I just got an e-mail from Rizzoli about a new coffee table book that the publishing house will release this October, Lamu: Kenya’s Enchanted Island. It got me thinking about my honeymoon, which I spent on the island, one of seven in an archipelago off the coast of Kenya.
A beautiful beach destination in a country much more famous for its safaris, Lamu feels like a secret hideaway. The island has a stone town dating back to the fourteenth century, wide pristine stretches of sand, and gorgeous diving conditions (parrot fish, trumpet fish, and red and yellow snapper among the sightings). The only way you can get around the place is by donkey or dhow; cars are prohibited.
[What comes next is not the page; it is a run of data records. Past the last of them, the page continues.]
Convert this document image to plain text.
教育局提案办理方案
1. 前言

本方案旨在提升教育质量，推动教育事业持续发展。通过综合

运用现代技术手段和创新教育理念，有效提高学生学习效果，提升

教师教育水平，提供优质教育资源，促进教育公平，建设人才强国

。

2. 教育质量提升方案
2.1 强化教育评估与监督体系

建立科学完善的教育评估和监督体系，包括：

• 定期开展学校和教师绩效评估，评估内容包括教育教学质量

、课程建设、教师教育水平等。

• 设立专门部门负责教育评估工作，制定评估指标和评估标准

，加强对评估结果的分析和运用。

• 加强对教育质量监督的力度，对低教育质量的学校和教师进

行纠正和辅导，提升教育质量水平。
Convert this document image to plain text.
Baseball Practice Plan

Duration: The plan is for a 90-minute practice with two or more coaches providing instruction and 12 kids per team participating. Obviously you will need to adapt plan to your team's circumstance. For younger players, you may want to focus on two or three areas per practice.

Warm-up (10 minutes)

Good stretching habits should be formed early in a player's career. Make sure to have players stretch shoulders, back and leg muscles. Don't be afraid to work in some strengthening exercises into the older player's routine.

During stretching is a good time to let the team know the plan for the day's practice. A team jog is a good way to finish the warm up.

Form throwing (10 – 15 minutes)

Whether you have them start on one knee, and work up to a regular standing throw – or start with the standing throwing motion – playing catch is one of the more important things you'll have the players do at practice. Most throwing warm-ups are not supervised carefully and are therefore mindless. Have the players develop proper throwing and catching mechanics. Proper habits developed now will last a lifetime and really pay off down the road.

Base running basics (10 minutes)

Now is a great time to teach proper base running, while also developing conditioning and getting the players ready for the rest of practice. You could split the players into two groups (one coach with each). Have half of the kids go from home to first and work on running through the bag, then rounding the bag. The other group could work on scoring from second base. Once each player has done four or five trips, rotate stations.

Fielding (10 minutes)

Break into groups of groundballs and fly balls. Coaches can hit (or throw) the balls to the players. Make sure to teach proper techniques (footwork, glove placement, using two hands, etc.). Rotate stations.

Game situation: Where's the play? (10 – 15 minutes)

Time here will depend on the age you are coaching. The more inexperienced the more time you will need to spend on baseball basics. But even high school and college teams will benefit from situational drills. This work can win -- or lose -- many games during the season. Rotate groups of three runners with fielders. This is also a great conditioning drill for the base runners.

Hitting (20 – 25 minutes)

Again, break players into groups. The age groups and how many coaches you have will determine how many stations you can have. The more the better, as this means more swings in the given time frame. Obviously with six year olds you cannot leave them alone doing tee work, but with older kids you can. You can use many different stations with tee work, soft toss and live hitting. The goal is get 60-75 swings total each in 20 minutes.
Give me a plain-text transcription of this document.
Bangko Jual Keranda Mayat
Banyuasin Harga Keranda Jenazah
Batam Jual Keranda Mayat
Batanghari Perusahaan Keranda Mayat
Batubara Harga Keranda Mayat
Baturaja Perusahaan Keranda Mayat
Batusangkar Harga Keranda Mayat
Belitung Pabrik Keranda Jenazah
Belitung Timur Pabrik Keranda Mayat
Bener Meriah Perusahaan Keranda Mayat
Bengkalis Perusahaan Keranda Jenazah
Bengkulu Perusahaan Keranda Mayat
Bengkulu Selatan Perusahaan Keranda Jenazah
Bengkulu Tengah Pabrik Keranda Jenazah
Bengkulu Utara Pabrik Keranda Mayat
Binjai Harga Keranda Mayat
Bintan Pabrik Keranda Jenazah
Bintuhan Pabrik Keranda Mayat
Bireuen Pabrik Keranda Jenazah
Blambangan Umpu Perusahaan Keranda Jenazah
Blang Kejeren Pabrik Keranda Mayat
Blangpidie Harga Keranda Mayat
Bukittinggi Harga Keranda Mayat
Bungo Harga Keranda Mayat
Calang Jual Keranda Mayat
It is one of those places where you can truly tune out the rest of the world while immersing yourself in a rich culture and history.
On my honeymoon, I was impressed by the quality and breadth of hotel choices on Lamu. In Shela, there’s the legendary Peponi and the lovely Fatuma’s Tower, and farther afield on the island of Kiwayu, the hippie-chic Munira Island Camp and the luxe Kiwayu Safari Village. I wonder how things have changed since then. Turns out Sophy Roberts, a friend and fellow journalist, recently wrote a piece about Lamu for the Financial Times’ weekend section. I have to confess that I’m jealous she was there so recently.